I was not in a hurry so I followed the people who went to the right wondering where I would end up. When I climbed the stairs to the street level I recognised the spot and understood that just taking a few steps in the opposite direction and a flight of stairs saved me at least five minutes of walking: I discovered a shortcut! Besides, I didn’t have to go through the building full of stressed people and did not have to rush myself. All because for a short moment I got disoriented and had to take in as much information as possible to make a decision about the route. I was no longer operating on autopilot. This allowed me to look at the same situation with new eyes and notice more options.
Having a routine for something, creating mental maps is a survival strategy but it can also be an obstacle, something that holds us back as we no longer feel the need to see the world but deal with our interpretations of it (some very old). Waking up to the situation at hand (even unintentionally as it happened to me in this case) gives us a unique opportunity to become active participants in our own lives.
This little happening reminded me of my precarious job situation. One of the managers at my dayjob has set her mind on getting rid of me and there is little I can (or want to do) to change that. Instead of thinking of how unfair she is or going through her flaws as a manager that operates out of fear and therefore herself uses the fear strategy dealing with the employees I made a conscious decision to stay in that place of uncertainty and see what I could find there.
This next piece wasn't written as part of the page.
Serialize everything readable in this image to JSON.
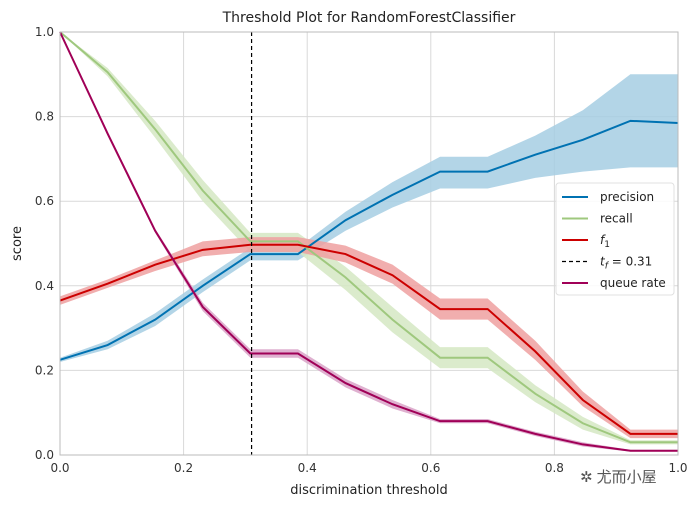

I looked at the situation and asked myself
- What happened really?
- How do I feel right now?
Staying connected with my body, I noticed that there was a certain level of anxiety associated with financial insecurity but also that some of the reaction was an automated responses to the situation that in our society is perceived as negative – my strong emotional reaction was socially and culturally conditioned. I allowed myself not to feel something only because it could be considered by others as something terrible but to experience what I really felt. This is when I discovered a strong feeling of relief and an expansion. Deep inside I was glad and relieved! How could that be?
That I have been unhappy at that job was no surprise to me so what happened really? I am about to lose something I did not really care about but gave a lot of time and energy to. Was I satisfied with how I was selling my time, energy and creativity? Was that money buying me the life I wanted for myself? I knew what the answer was! After all, I started Creative Response about a year ago because I was suffocating without the opportunity for creative self-expression at my dayjob and wanted to be helping people by being who I am, not surpressing it.
- What opportunities does the situation allow for?
This last question energised me incredibly. There was not much going with CR lately as I got in the wait-and-see phase where I was trying to figure out in which direction I would like to go. So why not use this opportunity to start a new project that will both benefit people and that would allow me to creatively express myself? As it happens, I was sitting on a good idea that I felt passionate about so why not start with it right away? Not that I have a lot to lose much right now!
Not going with the emotions, just experiencing them and staying in the exploratory phase for some time allowed me to see the situation in a different light. I talked to the manager in a matter-of-fact way. In the end nothing changed in the circumstances and… everything changed. Instead of choosing a disempowering role of a victim of a vicious boss I allowed myself to get disoriented and listen to how I really felt about it and see where it came from. I knew the answers once I stepped outside the mental box I convinced myself I was locked in.
I laugh when I hear that the fish in the water is
You don’t grasp the fact that what is most alive of all
is inside your own house;
and so you walk from one holy city to the next with a
* * *
Kabir will tell you the truth: go wherever you like, to
Calcutta or Tibet;
if you can’t f ind where your soul is hidden,
for you the world will never be real!